緊急での報道対応を行なった佐藤社長(右)

 生産台数はグローバルで月産3万6000台、国内での販売台数に対する影響は7000台になる。仮に1年間生産が止まった場合、43万台強の影響となる。

 トヨタ自動車 代表取締役社長 佐藤恒治氏は、この問題に対して報道対応を実施。ユーザーにお詫びするとともに、現在の状況認識を語った。

 今回トヨタにとって問題となる車種は、ディーゼルエンジンを搭載した車種となり、仕事などライフラインで代替の効かない車種も含まれている。もちろん長納期で知られる車種もあり、さらに納期が伸びてしまい、大きな影響が出ることが予想される。

 トヨタならではの信頼性を築いてきた車種が多く、ランドクルーザー、ハイラックス、ハイエースなど耐久性、信頼性が高いゆえに世界で愛されているクルマが多い。

 佐藤社長はトヨタならではのクルマを信頼してくれていたユーザーに対して迷惑をかけてしまうことに対しお詫び。「本当にお客さまに対して、とくに産業車両といいますと、物流に対して非常に影響力の高い車両ですので、本当に日常の仕事にご迷惑をかけてしまうことを大変重く受け止めておりますし、改めて心からお詫びします。一日も早く正しい手順で仕事をして、再度お許しをいただいて生産につなげるということを全力で取り組んでまいりますし、お困りの事例に対しましては、お客さまごとにケースが違うと思いますが、個別のケースに寄り添いながら対応させていただきたいと思います」と語る。

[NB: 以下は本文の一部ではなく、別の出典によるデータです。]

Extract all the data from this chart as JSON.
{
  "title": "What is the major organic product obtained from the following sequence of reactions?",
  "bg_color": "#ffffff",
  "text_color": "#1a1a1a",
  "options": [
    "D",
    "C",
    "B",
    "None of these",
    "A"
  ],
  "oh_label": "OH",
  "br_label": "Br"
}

 影響台数も前述のとおり多く、代替手段についてはという質問に対しては「国内(の販売では月)7000台、グローバルでは3万6000台(月産)の影響になります。代替と言われましても、これは難しいところがございまして、誠意をもって関係当局と全力で、(不正な試験に対する、正常な状態での追試における)数字自体は確認をできておりますので、改めてご了解をいただけるプロセスを最速で対応しまして、ご了解いただきしだい生産を再開できるよう全力で取り組んでいきたい」(佐藤社長)という。

 日野自動車、ダイハツ工業、そして豊田自動織機とトヨタグループで、開発・認証の部分においてルールを守るという当たり前のことがなされていなことが発覚している。その代償は生産停止となり、クルマを必要とするユーザーへ迷惑をかけ、クルマへの信頼、メーカーへの信頼、そしてトヨタブランドでへの信頼を失わせる結果につながっている。

 トヨタとして、「今後は会社立て直しの全社の活動に入り込み、安全と品質が最優先に徹底されるよう、見直しを図っていきます」と発表されており、その徹底が本当に行なわれるのか? トヨタとしての取り組みが強く注目されている。